Class-D topology is based in switching output devices between on and off conditions. In the “on” state, current flows through the device (usually MOSFETs) while, though hypothetically, without voltage from drain to source. In the “off” state, voltage is present, but without current flow and acts like an open-circuit.

The prevalent modulation methodology used in Class-D designs is known as PWM (Pulse Width Modulation), which is a square wave that has a fixed frequency. However, its top and bottom position deviate as it follows the incoming signal. Hence, when the input signal increases, the top position will be present for longer than the bottom state, and vice-versa when the signal is the high state.
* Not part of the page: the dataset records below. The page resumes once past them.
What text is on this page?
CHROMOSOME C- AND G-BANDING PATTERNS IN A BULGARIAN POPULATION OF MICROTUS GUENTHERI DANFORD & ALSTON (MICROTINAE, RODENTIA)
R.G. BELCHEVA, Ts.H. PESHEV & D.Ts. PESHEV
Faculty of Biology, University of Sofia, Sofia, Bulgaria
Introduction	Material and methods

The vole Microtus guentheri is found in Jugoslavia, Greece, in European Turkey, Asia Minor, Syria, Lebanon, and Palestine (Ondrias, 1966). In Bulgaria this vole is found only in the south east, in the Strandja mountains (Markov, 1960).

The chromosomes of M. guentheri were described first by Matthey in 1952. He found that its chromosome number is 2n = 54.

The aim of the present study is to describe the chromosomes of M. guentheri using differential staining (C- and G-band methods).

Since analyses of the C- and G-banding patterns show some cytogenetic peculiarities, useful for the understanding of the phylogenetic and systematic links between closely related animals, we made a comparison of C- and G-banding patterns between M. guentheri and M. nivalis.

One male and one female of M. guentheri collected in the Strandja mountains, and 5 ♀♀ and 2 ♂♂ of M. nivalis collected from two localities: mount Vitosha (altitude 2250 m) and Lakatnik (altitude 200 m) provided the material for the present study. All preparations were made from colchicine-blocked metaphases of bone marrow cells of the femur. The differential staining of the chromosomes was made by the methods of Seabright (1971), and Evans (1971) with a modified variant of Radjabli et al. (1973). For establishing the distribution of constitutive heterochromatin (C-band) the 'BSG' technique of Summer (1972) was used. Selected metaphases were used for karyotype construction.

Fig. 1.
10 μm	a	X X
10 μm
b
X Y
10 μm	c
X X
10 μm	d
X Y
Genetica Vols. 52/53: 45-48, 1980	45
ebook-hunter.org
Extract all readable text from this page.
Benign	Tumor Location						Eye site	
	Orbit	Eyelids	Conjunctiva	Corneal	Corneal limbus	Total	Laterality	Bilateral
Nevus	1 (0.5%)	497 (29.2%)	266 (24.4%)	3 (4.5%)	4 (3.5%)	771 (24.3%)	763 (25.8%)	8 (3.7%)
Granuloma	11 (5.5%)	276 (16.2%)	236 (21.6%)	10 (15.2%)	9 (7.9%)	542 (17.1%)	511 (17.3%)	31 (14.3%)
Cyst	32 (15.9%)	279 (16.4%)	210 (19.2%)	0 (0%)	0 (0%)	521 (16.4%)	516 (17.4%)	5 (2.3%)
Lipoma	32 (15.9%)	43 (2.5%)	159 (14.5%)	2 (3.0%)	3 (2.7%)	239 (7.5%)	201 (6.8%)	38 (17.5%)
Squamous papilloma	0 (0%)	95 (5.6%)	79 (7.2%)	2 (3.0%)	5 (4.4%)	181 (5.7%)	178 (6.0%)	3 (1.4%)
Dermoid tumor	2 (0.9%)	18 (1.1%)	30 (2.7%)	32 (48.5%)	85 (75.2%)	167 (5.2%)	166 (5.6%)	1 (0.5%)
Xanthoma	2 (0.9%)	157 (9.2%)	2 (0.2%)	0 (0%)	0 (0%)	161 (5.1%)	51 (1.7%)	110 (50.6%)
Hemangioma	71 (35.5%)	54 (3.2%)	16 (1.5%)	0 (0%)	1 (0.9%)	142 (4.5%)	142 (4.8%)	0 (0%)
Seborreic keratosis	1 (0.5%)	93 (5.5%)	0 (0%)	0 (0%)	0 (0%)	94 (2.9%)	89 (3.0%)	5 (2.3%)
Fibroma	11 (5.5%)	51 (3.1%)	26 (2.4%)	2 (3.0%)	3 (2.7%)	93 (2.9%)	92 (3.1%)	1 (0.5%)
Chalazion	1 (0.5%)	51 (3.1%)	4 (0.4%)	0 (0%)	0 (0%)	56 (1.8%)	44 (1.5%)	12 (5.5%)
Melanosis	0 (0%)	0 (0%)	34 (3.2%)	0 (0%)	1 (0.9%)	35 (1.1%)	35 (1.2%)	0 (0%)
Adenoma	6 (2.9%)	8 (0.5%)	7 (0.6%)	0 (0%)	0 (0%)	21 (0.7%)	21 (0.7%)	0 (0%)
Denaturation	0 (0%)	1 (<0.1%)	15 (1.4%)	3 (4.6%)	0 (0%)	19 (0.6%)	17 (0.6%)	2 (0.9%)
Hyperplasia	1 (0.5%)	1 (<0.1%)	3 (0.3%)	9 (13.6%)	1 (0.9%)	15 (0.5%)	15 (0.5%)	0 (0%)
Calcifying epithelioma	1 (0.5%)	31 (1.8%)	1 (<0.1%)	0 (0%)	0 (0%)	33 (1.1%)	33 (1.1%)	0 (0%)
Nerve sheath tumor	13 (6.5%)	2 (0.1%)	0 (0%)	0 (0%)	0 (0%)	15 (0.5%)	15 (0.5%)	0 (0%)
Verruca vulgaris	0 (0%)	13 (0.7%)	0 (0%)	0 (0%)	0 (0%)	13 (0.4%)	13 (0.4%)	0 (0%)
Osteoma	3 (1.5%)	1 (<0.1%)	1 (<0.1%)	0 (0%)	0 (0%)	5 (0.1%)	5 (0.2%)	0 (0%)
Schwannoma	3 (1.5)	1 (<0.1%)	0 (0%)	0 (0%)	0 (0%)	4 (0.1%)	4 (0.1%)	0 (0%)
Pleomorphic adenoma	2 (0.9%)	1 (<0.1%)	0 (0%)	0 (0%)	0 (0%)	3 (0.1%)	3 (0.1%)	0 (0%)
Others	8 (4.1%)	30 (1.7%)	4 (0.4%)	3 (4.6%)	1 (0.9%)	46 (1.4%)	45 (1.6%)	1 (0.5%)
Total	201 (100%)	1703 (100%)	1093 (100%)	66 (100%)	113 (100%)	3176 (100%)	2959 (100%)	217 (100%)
It’s complicated stuff, but all we need to know is that Class-D, when done correctly — that is with premium component selection and precise PCB design — the results can be as good as any competent traditional amplifier design.

Well, the S300i is one of the switching amplifiers that I would rate as delightfully musical. The switching component is Bel Canto’s own design, resulting in an amplifier that delivers150W/channel into an 8 ohm load and 300W/channel into 4 ohms. It seems that it doesn’t like to “see” less than 4 ohms although it will handle loudspeakers that dip lower occasionally (a lot of speakers do, of course).

Frequency Response is stable from 20Hz to 20kHz at +/- 0.5dB (a great spec); total harmonic distortion is 0.01% at 1W, 1Khz with a 4 ohm load; intermodulation distortion is quoted as 0.002%, 1W, 14:15KHz, 4 ohms. Output noise is 90uV A-weighted from 20Hz-20KHz; voltage gain is 27dB; damping factor is >1000; output Impedance is < 8 milliohms; dynamic range is 111dB; input voltage for maximal output is 9.5 V RMS; input impedance (RCA) is 10Kohms.
Two pairs of 5-way binding posts allow connecting speakers with all terminations (my preference are banana plugs). Standby power consumption is a mere 15 Watts.